Bayülgen’in röportajındaki gelenek, görenek, “aslen dindarım,” “çocukları felsefe kitabıyla mı yetiştireceğiz, örf ve adetlerini öğrensinler” vurguları ise kısmen şu an ona muhalif bile geliyor olabilir. Özünde muhalif olmayan bir muhaliflik, muhalif alan dahil her şeyin tersini söylemeye meyyal bir basit çark olabiliyor çünkü. Bir de yaş ve ün unsuru var. Kazanımlar, kaybedilecekler arttıkça muhafazakarlaşma eğilimi var. Var da var. Yani gelenek görenek, örf adet sürdürülebilirliği kısmı tartışılır ama, felsefe kitabı kısmında bizimle değilsin Bayülgen.

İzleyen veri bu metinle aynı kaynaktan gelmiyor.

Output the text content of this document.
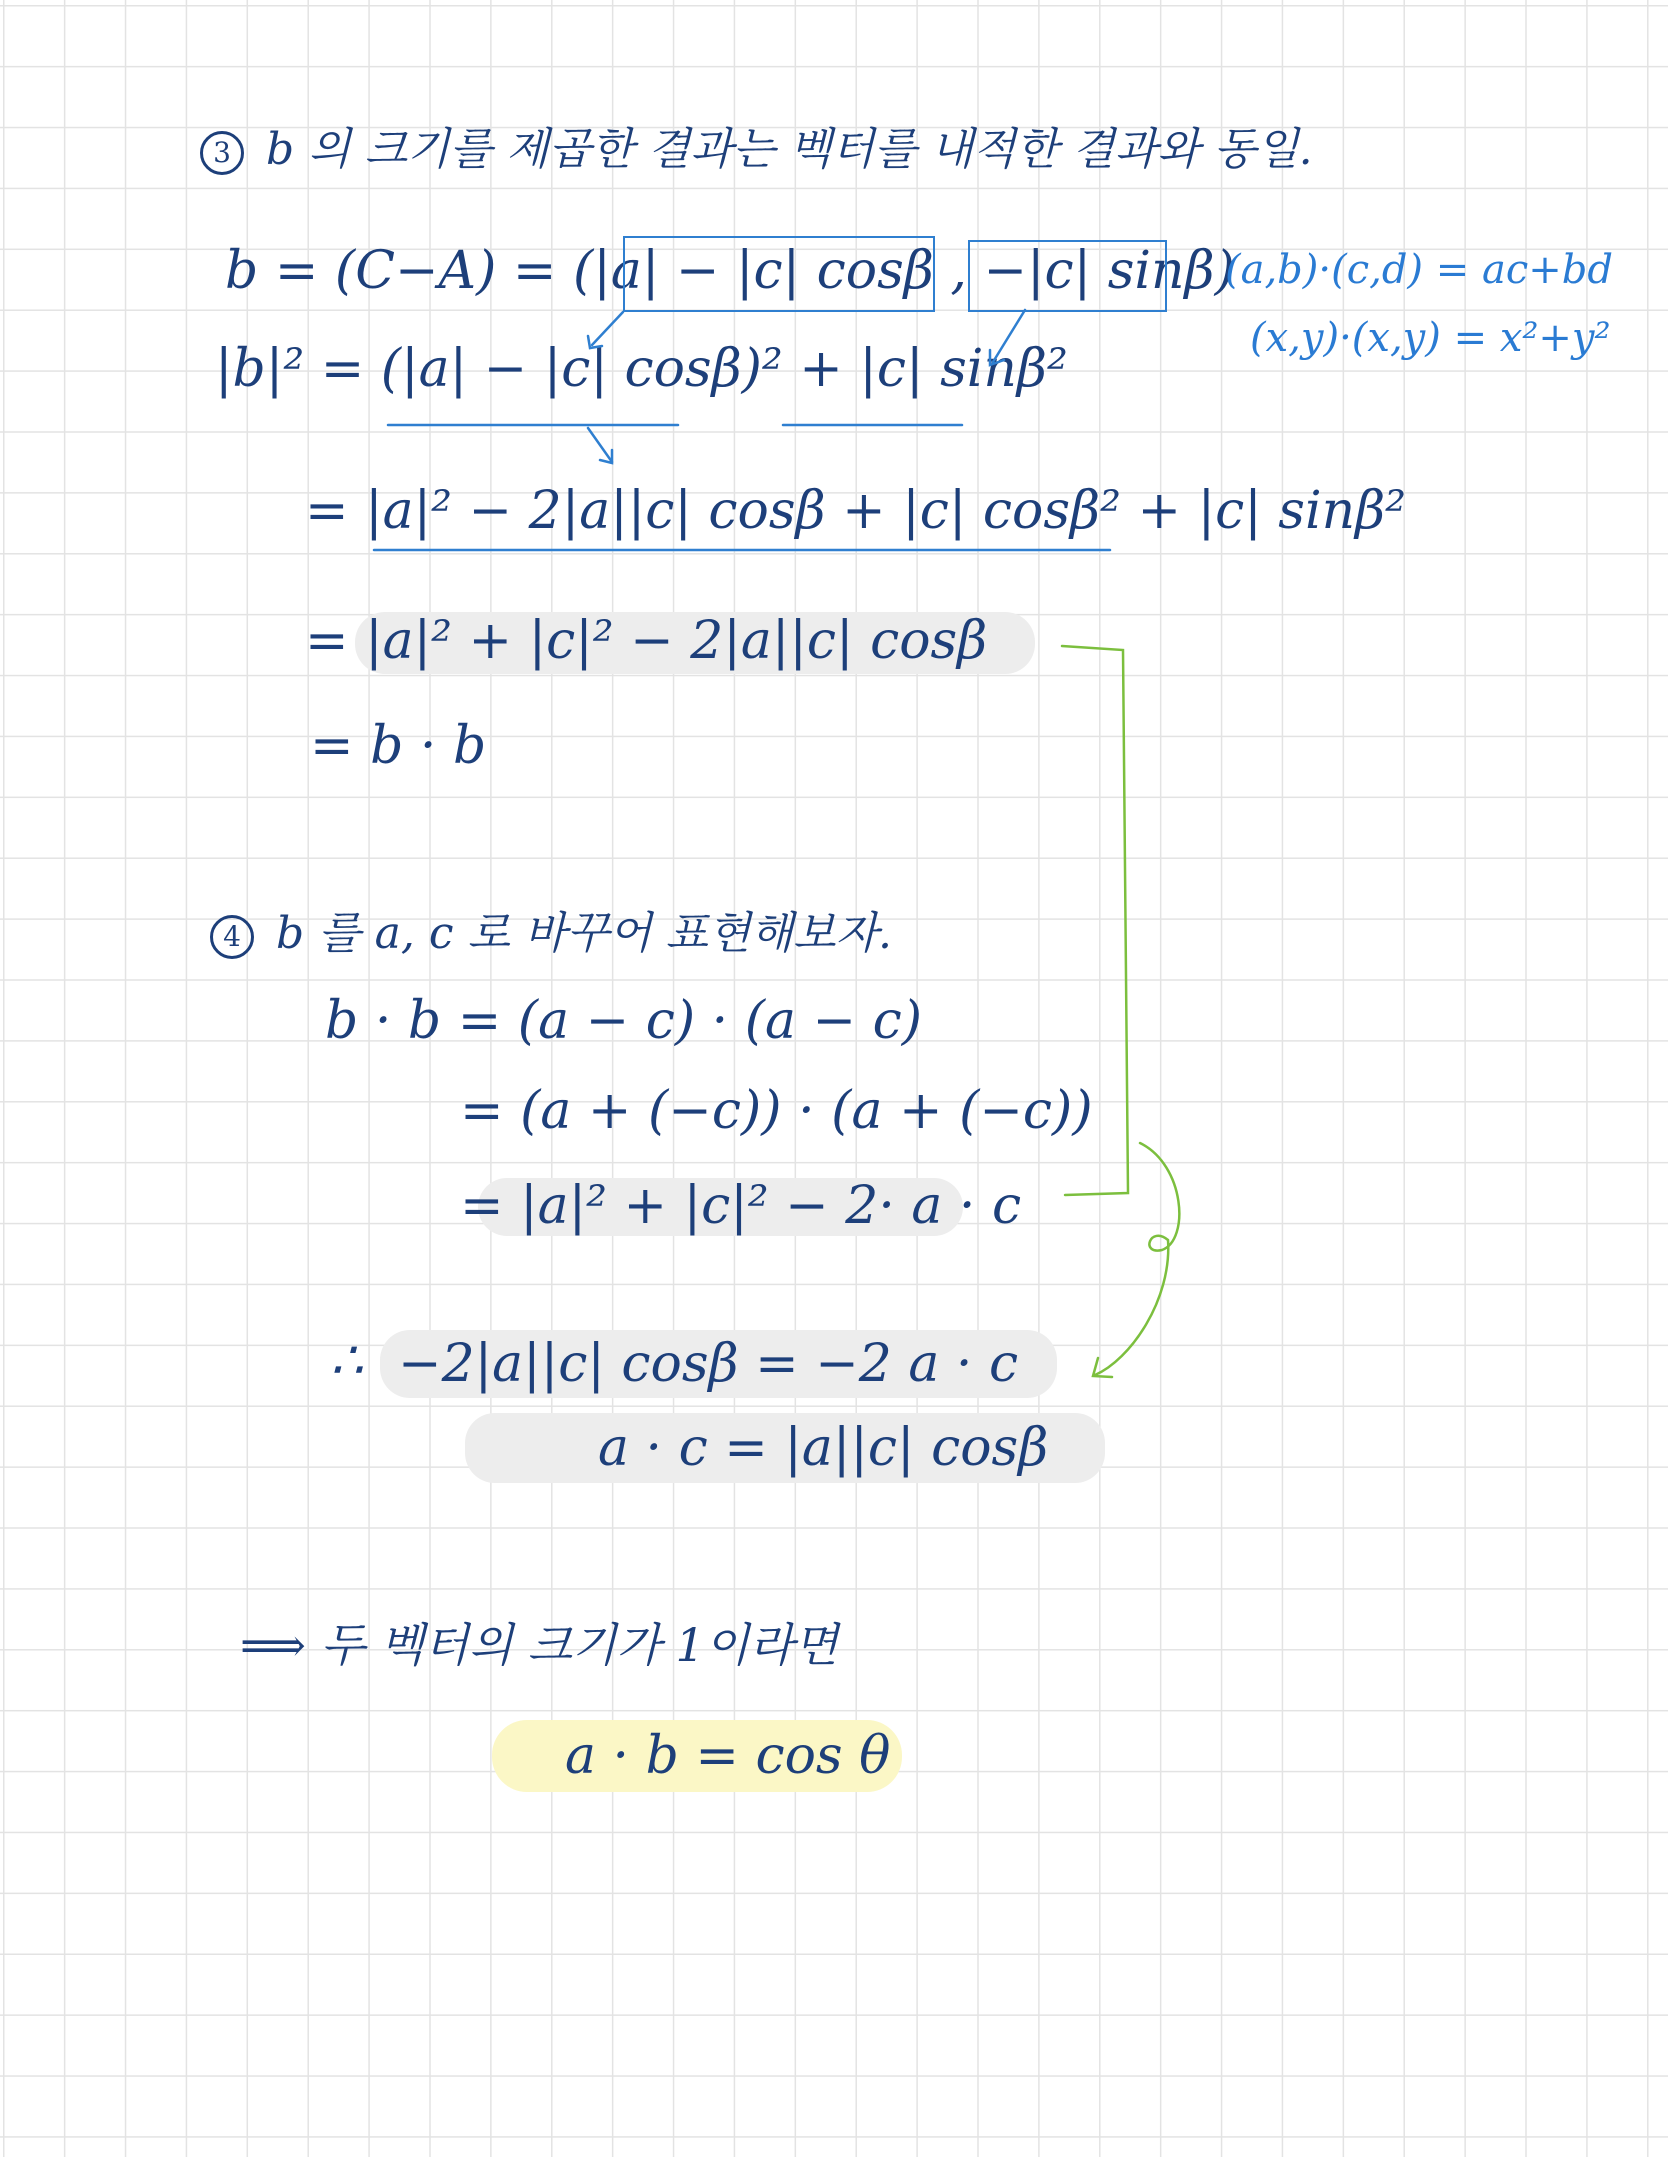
3 b 의 크기를 제곱한 결과는 벡터를 내적한 결과와 동일.
b = (C−A) = (|a| − |c| cosβ , −|c| sinβ)
|b|² = (|a| − |c| cosβ)² + |c| sinβ²
= |a|² − 2|a||c| cosβ + |c| cosβ² + |c| sinβ²
= |a|² + |c|² − 2|a||c| cosβ
= b · b
(a,b)·(c,d) = ac+bd
(x,y)·(x,y) = x²+y²
4 b 를 a, c 로 바꾸어 표현해보자.
b · b = (a − c) · (a − c)
= (a + (−c)) · (a + (−c))
= |a|² + |c|² − 2· a · c
∴ −2|a||c| cosβ = −2 a · c
a · c = |a||c| cosβ
⟹ 두 벡터의 크기가 1이라면
a · b = cos θ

Dünyanın en taş kadını bile (misal Monica Bellucci) 53-54 yaşında çıkıp “seksi bıraktım” açıklaması yapmayacağına, bilakis yaş konusunu pek açmayıp daima yaşsız, mümkün en taze olgunlukta, güzel ve biraz da çocuksu görünmek ‘zorunda’ olduğuna göre, bu da gayet kendi yerinden emin, yerleşik bir açıklama. Ama epey güldürmüşlüğü vardır Bayülgen’in, o kısma eyvallah.
Muhalifmiş gibi görünenlerin şu veya bu röportajda muhalif yaldızlarının dökülmesi bu post cüruf çağının aslında bir tür adaleti. Çünkü hayatta neyle iştigal edersen et, nerelerden neyle uzlaşırsan uzlaş ya da uzlaşmazsan uzlaşma, muhalif olmak, eninde sonunda kendine muhalif olabilmek oluyor. Ne olursa olsun, stadyumlar dolusu insan sana ‘tapındığında’ bile, aslında bu dünyaya ait olmayan yanını, içindeki o gerçek ‘çirkin ördeği’ bilmek.
Freddie Mercury seksi asla bırakmayarak ama sırf seksle var oluşun küçük bir gediğinin bile kapanmayacağını sanırım bilerek, 45 yaşında AIDS’ten öldü. Onun macerasını anlatan film de, ne denli melodramatik uylaşımlardan yararlanırsa yararlansın o ‘aykırılık’ tozunu, sahici yıldız tozunu barındırıyor. Burada özyıkıcılığı, o aşırılığı övecek değilim. Sadece dünyaya ve kendine gerçekten muhalif, cidden aykırı ruhlar, dünya önlerine hangi imkanları sererse sersin, hiç huzur bulamamış ruhlar oluyor. Erkek egemenliği dahil, hiçbir tür egemenlikten faydalan(a)madan, o aşırı çocuksu ve o hep lüzumundan yetişkin arafta ömür sürüp göçmüş gitmiş ruhlar. Ama şarkılar, yıldız tozu ve ‘söz’ kalıyor işte. Kendine ve dünyaya rağmen gerçekten bir şey diyebilmiş olan, ölümsüz oluyor. The show must go on.